Mary Gaitskill is the author of three novels, The Mare, Two Girls, Fat and Thin, and Veronica (a National Book Award finalist); three collections of short stories; and a book of essays. Gaitskill is the recipient of a Guggenheim Fellowship, and her work has been included in The New Yorker, Harper’s, and Esquire.

Rivka Galchen is author of the novel Atmospheric Disturbances, the short story collection American Innovations, and Little Labors, a compendium of observations, stories, lists, and brief essays about babies and literature. Her fiction and essays have appeared The Believer, Harper’s, The New Yorker, Scientific American and The New York Times. Galchen teaches writing at Columbia University.

Wayne Koestenbaum is the author of nineteen books of poetry, criticism, and fiction, including Camp Marmalade, Hotel Theory, My 1980s, and The Queen’s Throat: Opera, Homosexuality, and the Mystery of Desire. He is the recipient of the Whiting Award, and is a Distinguished Professor in English at the CUNY Graduate Center.

Ben Lerner is the author of two internationally acclaimed novels, Leaving the Atocha Station and 10:04. He has published three poetry collections: The Lichtenberg Figures, Angle of Yaw (a finalist for the National Book Award), and Mean Free Path. He is the recipient of fellowships from the Fulbright, Guggenheim, and MacArthur Foundations.

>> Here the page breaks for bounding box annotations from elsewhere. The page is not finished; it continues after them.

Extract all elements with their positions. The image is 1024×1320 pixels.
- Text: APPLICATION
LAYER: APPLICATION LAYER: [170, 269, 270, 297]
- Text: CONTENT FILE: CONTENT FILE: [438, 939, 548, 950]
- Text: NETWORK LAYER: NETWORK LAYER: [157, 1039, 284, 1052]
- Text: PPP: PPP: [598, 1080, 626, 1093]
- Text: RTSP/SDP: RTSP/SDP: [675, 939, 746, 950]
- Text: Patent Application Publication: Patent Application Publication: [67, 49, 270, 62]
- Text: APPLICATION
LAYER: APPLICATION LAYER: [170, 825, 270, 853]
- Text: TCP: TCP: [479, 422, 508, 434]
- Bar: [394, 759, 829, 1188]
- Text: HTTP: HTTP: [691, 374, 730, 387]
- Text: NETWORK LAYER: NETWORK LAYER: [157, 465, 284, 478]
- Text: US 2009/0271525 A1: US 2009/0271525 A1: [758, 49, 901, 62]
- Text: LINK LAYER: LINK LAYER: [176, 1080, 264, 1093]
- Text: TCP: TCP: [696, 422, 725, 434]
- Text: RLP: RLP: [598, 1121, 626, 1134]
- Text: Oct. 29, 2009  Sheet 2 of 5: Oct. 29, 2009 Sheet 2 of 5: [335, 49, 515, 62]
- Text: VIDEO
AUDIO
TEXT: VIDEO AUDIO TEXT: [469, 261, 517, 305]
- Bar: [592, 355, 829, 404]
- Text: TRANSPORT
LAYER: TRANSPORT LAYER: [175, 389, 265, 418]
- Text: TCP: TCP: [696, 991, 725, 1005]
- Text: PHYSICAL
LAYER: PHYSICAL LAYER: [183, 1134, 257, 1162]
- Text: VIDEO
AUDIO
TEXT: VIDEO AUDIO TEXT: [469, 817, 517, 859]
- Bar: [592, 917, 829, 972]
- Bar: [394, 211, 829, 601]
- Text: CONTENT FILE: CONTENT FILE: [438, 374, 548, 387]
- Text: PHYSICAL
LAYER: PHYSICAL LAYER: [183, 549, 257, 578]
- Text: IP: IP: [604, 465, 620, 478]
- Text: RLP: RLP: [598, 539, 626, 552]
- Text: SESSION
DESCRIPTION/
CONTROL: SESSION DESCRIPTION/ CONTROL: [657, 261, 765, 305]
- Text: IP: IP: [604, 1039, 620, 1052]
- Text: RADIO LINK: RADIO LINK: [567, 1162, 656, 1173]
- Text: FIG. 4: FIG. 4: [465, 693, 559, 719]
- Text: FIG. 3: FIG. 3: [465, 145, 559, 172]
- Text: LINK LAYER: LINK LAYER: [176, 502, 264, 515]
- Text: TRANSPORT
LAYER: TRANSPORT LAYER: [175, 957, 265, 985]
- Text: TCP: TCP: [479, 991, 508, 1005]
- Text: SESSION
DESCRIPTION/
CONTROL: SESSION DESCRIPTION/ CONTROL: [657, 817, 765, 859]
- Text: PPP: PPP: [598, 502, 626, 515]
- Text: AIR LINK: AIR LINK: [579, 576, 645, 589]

Lerner is a professor of English at Brooklyn College.  

Fred Moten is author of In the Break: The Aesthetics of the Black Radical TraditionHughson’s TavernB. JenkinsThe Feel TrioThe Little EdgesThe Service Porch and consent not to be a single being. He is co-author, with Stefano Harney, of The Undercommons: Fugitive Planning and Black Study and A Poetics of the Undercommons and, with Wu Tsang, of Who touched me? Moten teaches in the Department of Performance Studies at New York University.

Maggie Nelson is the author of nine books of poetry and prose, many of which have become cult classics defying categorization. Her nonfiction titles include The Argonauts (National Book Award winner), The Art of Cruelty: A Reckoning, Bluets, The Red Parts: A Memoir, and Women, the New York School, and Other True Abstractions. Her poetry titles include Something Bright, Then Holes and Jane: A Murder. Nelson is a Professor of English at the University of Southern California.

Morgan Bassichis is a comedic performer whose shows have been described as “out there” (by Morgan’s mother) and “super intense” (by Morgan). Morgan has performed at Artists Space, MoMA PS1, Poetry Project, Portland Institute for Contemporary Art, and the Whitney Museum. Recent projects include a musical adaptation of Larry Mitchell and Ned Asta’s 1977 manifesto-fairytale, The Faggots and Their Friends Between Revolutions, at the New Museum, and More Protest Songs! at Danspace Project. Morgan has received support from Art Matters, BOFFO, Lower Manhattan Cultural Council (LMCC), Queer/Art/Mentorship, and the Robert Rauschenberg Foundation. Morgan lives in New York City, and has published essays in the Radical History Review, Captive Genders, and other anthologies.